AMD Announces the MI200 Data Center GPU: 6nm Chiplet Design w/ 58 Billion Transistors and 14,000 Cores

Areej Syed

November 9, 2021

Alongside the Milan-X and Zen 4 Epyc processors, AMD today also unveiled the MI200 data center GPU (accelerator). Packing a chiplet based design, incorporating up to 14,080 stream processors across 220 CUs and two dies/chiplets, we’re looking at the most advanced accelerator ever designed. Each chiplet features eight shader engineers (total 16) with 16CUs (capable of full-rate FP64 and packed FP32 compute) each and a 2nd Gen Matrix Engine for mixed-precision compute (FP16 and BF16).

The following technologies power the Instinct MI200 lineup:

AMD CDNA 2 architecture – 2nd Gen Matrix Cores accelerating FP64 and FP32 matrix operations, delivering up to 4X the peak theoretical FP64 performance vs. AMD previous-gen GPUs.
Leadership Packaging Technology – Industry-first multi-die GPU design with 2.5D Elevated Fanout Bridge (EFB) technology delivers 1.8X more cores and 2.7X higher memory bandwidth vs. AMD previous-gen GPUs, offering the industry’s best aggregate peak theoretical memory bandwidth at 3.2 terabytes per second.
3rd Gen AMD Infinity Fabric technology – Up to 8 Infinity Fabric links connect the AMD Instinct MI200 with 3rdGen EPYC CPUs and other GPUs in the node to enable unified CPU/GPU memory coherency and maximize system throughput, allowing for an easier on-ramp for CPU codes to tap the power of accelerators.

In terms of memory and bandwidth, we’re looking at HBM2e modules. Eight channels of 1,024-bit memory controllers are connected to 16GB HBM2e stacks (8-hi), resulting in an overall capacity of 128GB (vs 80GB on the NVIDIA A100). The memory chips will run at 3.2Gbps, resulting in an overall bandwidth of 3.2TB/s, once again a good deal more than the 2TB/s possible with the A100 80GB.

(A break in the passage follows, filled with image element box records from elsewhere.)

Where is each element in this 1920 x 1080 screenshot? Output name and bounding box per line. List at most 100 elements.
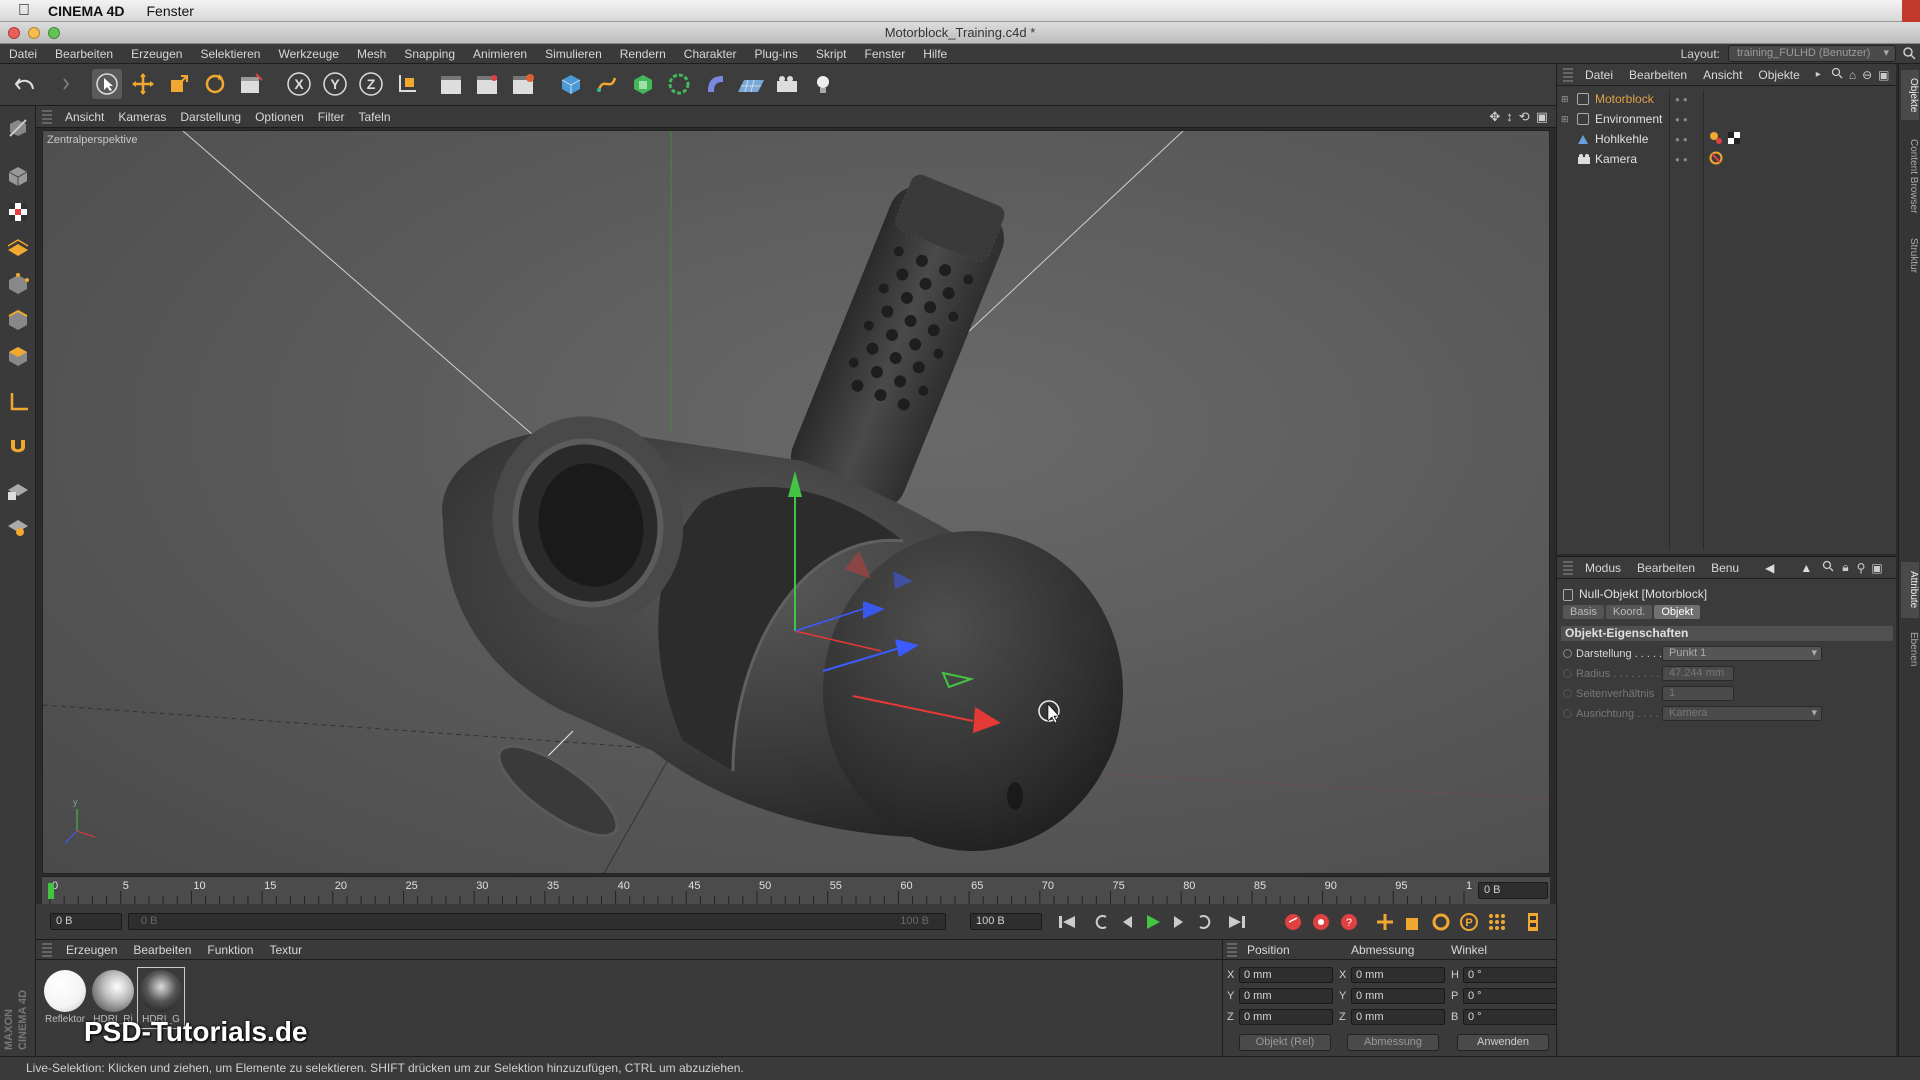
add-nurbs-button[interactable] bbox=[628, 69, 658, 99]
key-pla-button[interactable] bbox=[1486, 911, 1508, 933]
move-tool-button[interactable] bbox=[128, 69, 158, 99]
add-cube-button[interactable] bbox=[556, 69, 586, 99]
next-frame-button[interactable] bbox=[1168, 911, 1190, 933]
tab-koord[interactable]: Koord. bbox=[1605, 605, 1653, 619]
scale-tool-button[interactable] bbox=[164, 69, 194, 99]
side-tab-content-browser[interactable]: Content Browser bbox=[1901, 128, 1919, 224]
size-y-field[interactable]: 0 mm bbox=[1351, 987, 1445, 1004]
undo-button[interactable] bbox=[10, 69, 40, 99]
make-editable-button[interactable] bbox=[4, 114, 32, 142]
render-view-button[interactable] bbox=[436, 69, 466, 99]
zoom-window-button[interactable] bbox=[48, 27, 60, 39]
up-arrow-icon[interactable]: ▲ bbox=[1800, 561, 1812, 575]
object-menu-ansicht[interactable]: Ansicht bbox=[1695, 68, 1750, 82]
aspect-ratio-field[interactable]: 1 bbox=[1662, 686, 1734, 701]
object-row[interactable]: Kamera ●● bbox=[1557, 150, 1897, 168]
mac-menu-fenster[interactable]: Fenster bbox=[147, 3, 194, 19]
viewport-menu-tafeln[interactable]: Tafeln bbox=[351, 110, 397, 124]
home-icon[interactable]: ⌂ bbox=[1849, 68, 1856, 82]
points-mode-button[interactable] bbox=[4, 270, 32, 298]
add-deform-object-button[interactable] bbox=[700, 69, 730, 99]
side-tab-struktur[interactable]: Struktur bbox=[1901, 230, 1919, 282]
add-camera-button[interactable] bbox=[772, 69, 802, 99]
z-axis-lock-button[interactable]: Z bbox=[356, 69, 386, 99]
viewport-menu-filter[interactable]: Filter bbox=[311, 110, 352, 124]
object-menu-objekte[interactable]: Objekte bbox=[1750, 68, 1807, 82]
search-icon[interactable] bbox=[1831, 67, 1843, 82]
search-icon[interactable] bbox=[1822, 560, 1834, 575]
animate-radio[interactable] bbox=[1563, 709, 1572, 718]
texture-mode-button[interactable] bbox=[4, 198, 32, 226]
size-x-field[interactable]: 0 mm bbox=[1351, 966, 1445, 983]
redo-button[interactable] bbox=[44, 69, 74, 99]
size-mode-dropdown[interactable]: Abmessung bbox=[1347, 1034, 1439, 1051]
add-spline-button[interactable] bbox=[592, 69, 622, 99]
menu-erzeugen[interactable]: Erzeugen bbox=[122, 47, 191, 61]
expand-icon[interactable]: ⊞ bbox=[1561, 114, 1571, 125]
new-panel-icon[interactable]: ▣ bbox=[1871, 561, 1882, 575]
visibility-dots-icon[interactable]: ●● bbox=[1675, 115, 1691, 124]
material-menu-erzeugen[interactable]: Erzeugen bbox=[58, 943, 125, 957]
go-to-end-button[interactable] bbox=[1226, 911, 1248, 933]
coordinate-mode-dropdown[interactable]: Objekt (Rel) bbox=[1239, 1034, 1331, 1051]
side-tab-attribute[interactable]: Attribute bbox=[1901, 562, 1919, 618]
menu-charakter[interactable]: Charakter bbox=[675, 47, 746, 61]
object-row[interactable]: ⊞ Environment ●● bbox=[1557, 110, 1897, 128]
pan-view-icon[interactable]: ✥ bbox=[1489, 109, 1500, 125]
edges-mode-button[interactable] bbox=[4, 306, 32, 334]
previous-key-button[interactable] bbox=[1090, 911, 1112, 933]
snap-button[interactable] bbox=[4, 432, 32, 460]
axis-mode-button[interactable] bbox=[4, 388, 32, 416]
keyframe-selection-button[interactable]: ? bbox=[1338, 911, 1360, 933]
menu-skript[interactable]: Skript bbox=[807, 47, 856, 61]
rotate-view-icon[interactable]: ⟲ bbox=[1519, 109, 1530, 125]
position-y-field[interactable]: 0 mm bbox=[1239, 987, 1333, 1004]
start-frame-field[interactable]: 0 B bbox=[50, 913, 122, 930]
menu-simulieren[interactable]: Simulieren bbox=[536, 47, 611, 61]
rotation-p-field[interactable]: 0 ° bbox=[1463, 987, 1557, 1004]
key-parameter-button[interactable]: P bbox=[1458, 911, 1480, 933]
autokeying-button[interactable] bbox=[1310, 911, 1332, 933]
app-name[interactable]: CINEMA 4D bbox=[48, 3, 125, 19]
add-deformer-button[interactable] bbox=[664, 69, 694, 99]
add-floor-button[interactable] bbox=[736, 69, 766, 99]
material-menu-funktion[interactable]: Funktion bbox=[199, 943, 261, 957]
pin-icon[interactable]: ⚲ bbox=[1857, 561, 1866, 575]
menu-datei[interactable]: Datei bbox=[0, 47, 46, 61]
model-mode-button[interactable] bbox=[4, 162, 32, 190]
expand-icon[interactable]: ⊞ bbox=[1561, 94, 1571, 105]
preview-range-slider[interactable]: 0 B 100 B bbox=[128, 913, 946, 930]
attribute-menu-modus[interactable]: Modus bbox=[1577, 561, 1629, 575]
next-key-button[interactable] bbox=[1194, 911, 1216, 933]
rotate-tool-button[interactable] bbox=[200, 69, 230, 99]
attribute-menu-benutzer[interactable]: Benu bbox=[1703, 561, 1747, 575]
render-settings-button[interactable] bbox=[508, 69, 538, 99]
planar-workplane-button[interactable] bbox=[4, 512, 32, 540]
visibility-dots-icon[interactable]: ●● bbox=[1675, 155, 1691, 164]
coordinate-system-button[interactable] bbox=[392, 69, 422, 99]
add-light-button[interactable] bbox=[808, 69, 838, 99]
material-menu-textur[interactable]: Textur bbox=[261, 943, 310, 957]
search-icon[interactable] bbox=[1902, 46, 1916, 60]
menu-selektieren[interactable]: Selektieren bbox=[191, 47, 269, 61]
timeline-ruler[interactable]: 0 5 10 15 20 25 30 35 40 45 50 55 60 65 70 75 80 85 90 95 1 0… bbox=[42, 876, 1550, 904]
current-frame-field[interactable]: 0 B bbox=[1478, 882, 1548, 899]
menu-werkzeuge[interactable]: Werkzeuge bbox=[269, 47, 347, 61]
dolly-view-icon[interactable]: ↕ bbox=[1506, 109, 1513, 125]
go-to-start-button[interactable] bbox=[1056, 911, 1078, 933]
phong-tag-icon[interactable] bbox=[1709, 131, 1723, 148]
object-row[interactable]: Hohlkehle ●● bbox=[1557, 130, 1897, 148]
viewport-menu-ansicht[interactable]: Ansicht bbox=[58, 110, 111, 124]
viewport-menu-darstellung[interactable]: Darstellung bbox=[173, 110, 248, 124]
menu-rendern[interactable]: Rendern bbox=[611, 47, 675, 61]
viewport-menu-kameras[interactable]: Kameras bbox=[111, 110, 173, 124]
lock-workplane-button[interactable] bbox=[4, 476, 32, 504]
protection-tag-icon[interactable] bbox=[1709, 151, 1723, 168]
object-menu-datei[interactable]: Datei bbox=[1577, 68, 1621, 82]
menu-fenster[interactable]: Fenster bbox=[856, 47, 915, 61]
tab-objekt[interactable]: Objekt bbox=[1654, 605, 1701, 619]
rotation-h-field[interactable]: 0 ° bbox=[1463, 966, 1557, 983]
radius-field[interactable]: 47.244 mm bbox=[1662, 666, 1734, 681]
animate-radio[interactable] bbox=[1563, 689, 1572, 698]
x-axis-lock-button[interactable]: X bbox=[284, 69, 314, 99]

The MI200 lineup consists of three SKUs, the OAM exclusive MI250 and MI250X, and the PCIe-based MI210. The MI250X consists of the fully enabled die, with 14,080 cores and an FP64 compute throughput of 383 TFLOPs. The MI215 cuts down the core count to 13,312, resulting in an FP64 throughput of 362.1 TFLOPs. The exact configuration of the MI210 remains unknown.

AMD showed off some promising numbers compared to NVIDIA’s A100 SXM. We’re looking at gains of up to 3x in HPC workloads from AMG, Quicksilver, and HPL. It’ll be interesting to see how NVIDIA’s own MCM design “Hopper” holds up against the MI200.